On Tuesday, more than a hundred black politicians, religious leaders and lawyers wrote to Planned Parenthood acting president Alexis McGill-Johnson, demanding she "confront the systemic racism of America’s abortion practices" and denounce birth control pioneer Maragaret Sanger for her alleged racism.

The signatories included two Democratic congress people, Louisiana Senator Katrina Jackson and Georgia House Representative Mack Jackson.

The Human Coalition Action letter claimed to voice "the outrage among the Black community that we have been strategically and consistently targeted by the abortion industry ever since the practice was legalized almost 50 years ago," executive director Reverend Dean Nelson said.

“Black women are five times more likely than white women to receive an abortion," the letter read. "In some cities, like New York, more Black children are aborted every year than are born alive.”

"This is no accident," it said, stressing that "79 percent of Planned Parenthood’s surgical abortion facilities are located in or near communities of color."

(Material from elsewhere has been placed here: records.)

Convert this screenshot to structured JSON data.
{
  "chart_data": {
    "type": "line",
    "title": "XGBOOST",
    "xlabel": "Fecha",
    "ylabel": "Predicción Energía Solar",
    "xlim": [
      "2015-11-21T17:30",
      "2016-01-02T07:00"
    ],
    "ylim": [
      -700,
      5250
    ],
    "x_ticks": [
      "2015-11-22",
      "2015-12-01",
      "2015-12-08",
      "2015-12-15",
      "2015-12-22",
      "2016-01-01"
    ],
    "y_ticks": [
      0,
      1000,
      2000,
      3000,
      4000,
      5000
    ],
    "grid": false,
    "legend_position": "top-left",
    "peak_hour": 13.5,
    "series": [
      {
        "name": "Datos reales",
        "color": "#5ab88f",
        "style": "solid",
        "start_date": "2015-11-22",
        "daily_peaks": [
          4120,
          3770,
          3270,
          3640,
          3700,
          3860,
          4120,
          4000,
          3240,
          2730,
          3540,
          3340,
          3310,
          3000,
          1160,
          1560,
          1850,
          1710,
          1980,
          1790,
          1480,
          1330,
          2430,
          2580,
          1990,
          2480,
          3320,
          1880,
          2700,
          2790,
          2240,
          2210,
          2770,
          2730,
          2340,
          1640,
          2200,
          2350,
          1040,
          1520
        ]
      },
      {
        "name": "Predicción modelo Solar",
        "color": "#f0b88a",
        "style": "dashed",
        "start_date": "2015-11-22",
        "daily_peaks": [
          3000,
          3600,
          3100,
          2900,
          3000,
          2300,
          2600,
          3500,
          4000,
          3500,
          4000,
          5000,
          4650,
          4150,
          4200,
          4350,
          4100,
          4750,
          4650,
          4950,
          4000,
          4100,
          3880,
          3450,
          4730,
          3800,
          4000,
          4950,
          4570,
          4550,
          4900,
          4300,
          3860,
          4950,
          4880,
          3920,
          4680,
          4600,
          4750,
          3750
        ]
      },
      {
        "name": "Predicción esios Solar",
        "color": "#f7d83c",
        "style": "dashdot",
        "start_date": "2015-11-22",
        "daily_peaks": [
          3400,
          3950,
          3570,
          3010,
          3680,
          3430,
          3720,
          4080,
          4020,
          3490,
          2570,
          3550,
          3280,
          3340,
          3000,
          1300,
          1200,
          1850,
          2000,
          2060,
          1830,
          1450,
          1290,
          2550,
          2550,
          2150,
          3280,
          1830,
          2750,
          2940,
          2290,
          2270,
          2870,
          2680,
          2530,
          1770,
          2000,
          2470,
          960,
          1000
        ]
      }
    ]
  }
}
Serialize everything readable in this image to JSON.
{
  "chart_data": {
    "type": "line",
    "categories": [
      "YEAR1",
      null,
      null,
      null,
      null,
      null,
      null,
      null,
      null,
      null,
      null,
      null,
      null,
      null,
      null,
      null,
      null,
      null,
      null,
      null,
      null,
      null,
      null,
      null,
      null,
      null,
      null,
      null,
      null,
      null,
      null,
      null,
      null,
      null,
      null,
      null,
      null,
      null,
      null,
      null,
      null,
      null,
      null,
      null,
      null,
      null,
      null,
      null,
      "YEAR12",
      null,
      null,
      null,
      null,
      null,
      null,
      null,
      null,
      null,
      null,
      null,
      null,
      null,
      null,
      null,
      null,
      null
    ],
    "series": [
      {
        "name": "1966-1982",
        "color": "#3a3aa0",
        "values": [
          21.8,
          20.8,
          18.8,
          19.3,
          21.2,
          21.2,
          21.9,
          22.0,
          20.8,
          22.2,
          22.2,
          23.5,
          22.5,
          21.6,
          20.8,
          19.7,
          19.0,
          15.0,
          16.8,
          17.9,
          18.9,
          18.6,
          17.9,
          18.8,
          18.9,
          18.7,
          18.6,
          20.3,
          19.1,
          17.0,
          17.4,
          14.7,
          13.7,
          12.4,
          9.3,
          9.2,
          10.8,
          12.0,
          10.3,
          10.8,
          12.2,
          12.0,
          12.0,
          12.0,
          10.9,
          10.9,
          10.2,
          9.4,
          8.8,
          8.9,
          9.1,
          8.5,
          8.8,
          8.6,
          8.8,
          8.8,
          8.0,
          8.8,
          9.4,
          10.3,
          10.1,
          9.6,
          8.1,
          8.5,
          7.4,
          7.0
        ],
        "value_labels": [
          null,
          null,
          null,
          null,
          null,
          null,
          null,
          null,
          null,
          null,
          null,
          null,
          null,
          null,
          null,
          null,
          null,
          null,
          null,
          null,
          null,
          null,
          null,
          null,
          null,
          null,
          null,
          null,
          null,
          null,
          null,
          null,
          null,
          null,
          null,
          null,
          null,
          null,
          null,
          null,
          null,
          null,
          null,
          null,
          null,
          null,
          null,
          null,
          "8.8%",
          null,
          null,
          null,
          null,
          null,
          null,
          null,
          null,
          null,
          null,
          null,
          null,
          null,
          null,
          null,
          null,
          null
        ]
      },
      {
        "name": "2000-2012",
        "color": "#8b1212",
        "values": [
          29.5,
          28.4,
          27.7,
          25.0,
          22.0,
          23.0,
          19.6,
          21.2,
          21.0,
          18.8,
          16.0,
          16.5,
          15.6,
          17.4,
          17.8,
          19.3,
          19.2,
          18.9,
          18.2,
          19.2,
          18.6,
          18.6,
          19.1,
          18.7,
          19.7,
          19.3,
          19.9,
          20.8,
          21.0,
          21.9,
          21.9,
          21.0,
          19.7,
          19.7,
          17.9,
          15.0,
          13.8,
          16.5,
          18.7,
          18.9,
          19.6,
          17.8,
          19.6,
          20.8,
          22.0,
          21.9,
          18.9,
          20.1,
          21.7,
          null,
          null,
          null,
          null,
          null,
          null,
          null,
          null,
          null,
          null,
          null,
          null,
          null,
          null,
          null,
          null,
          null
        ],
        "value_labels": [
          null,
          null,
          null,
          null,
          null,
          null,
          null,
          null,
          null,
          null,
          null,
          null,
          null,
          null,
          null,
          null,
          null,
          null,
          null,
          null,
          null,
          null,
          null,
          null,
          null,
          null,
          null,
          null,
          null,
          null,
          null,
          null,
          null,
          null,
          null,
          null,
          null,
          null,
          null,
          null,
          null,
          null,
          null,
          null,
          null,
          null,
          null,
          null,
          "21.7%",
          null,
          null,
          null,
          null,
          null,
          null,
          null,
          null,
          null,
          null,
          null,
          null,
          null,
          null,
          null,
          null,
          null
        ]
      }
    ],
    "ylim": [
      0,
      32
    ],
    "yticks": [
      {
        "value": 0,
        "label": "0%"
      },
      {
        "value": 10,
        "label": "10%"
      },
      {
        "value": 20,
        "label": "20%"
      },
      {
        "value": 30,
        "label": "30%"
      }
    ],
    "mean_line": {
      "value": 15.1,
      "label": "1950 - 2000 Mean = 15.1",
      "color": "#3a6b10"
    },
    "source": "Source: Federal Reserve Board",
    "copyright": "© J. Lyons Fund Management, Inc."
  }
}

In July Planned Parenthood of Greater New York removed Sanger's name from its Manhattan clinic over her support for eugenics, the belief that the human species can be improved by removing undesirable traits from teh gene pool.

That came after the staff forced the resignation of New York CEO Laura McQuade in June over allegations she ignored "systemic racism" in the organisation. "Planned Parenthood was founded by a racist, white woman," their petition read.

Hip hop star and independent presidential candidate Kanye West also accused Planned Parenthood of "strategically" aborting black pregnancies this week.

“In 50 years, there’s been 22 million — over 22,500,000 — black people aborted strategically and on purpose," he claimed. "Planned Parenthood was set up and placed in minority communities to kill black people.”

The landmark 1973 Supreme Court decision in the case of Roe versus Wade struck down state and federal legislation preventing women from seeking an abortion, effectively enshrining it as a right.

But since then nine states - Arkansas, Idaho, Kentucky, Louisiana, Mississippi, North Dakota, Missouri, Tennessee, South Dakota and Utah - have passed so-called trigger laws banning abortion that would come into force if the Roe v. Wade ruling was overturned. Another seven states - Alabama, Arizona, Michigan, New Mexico, Oklahoma, West Virginia, and Wisconsin - have never repealed their pre-1973 bans on abortion.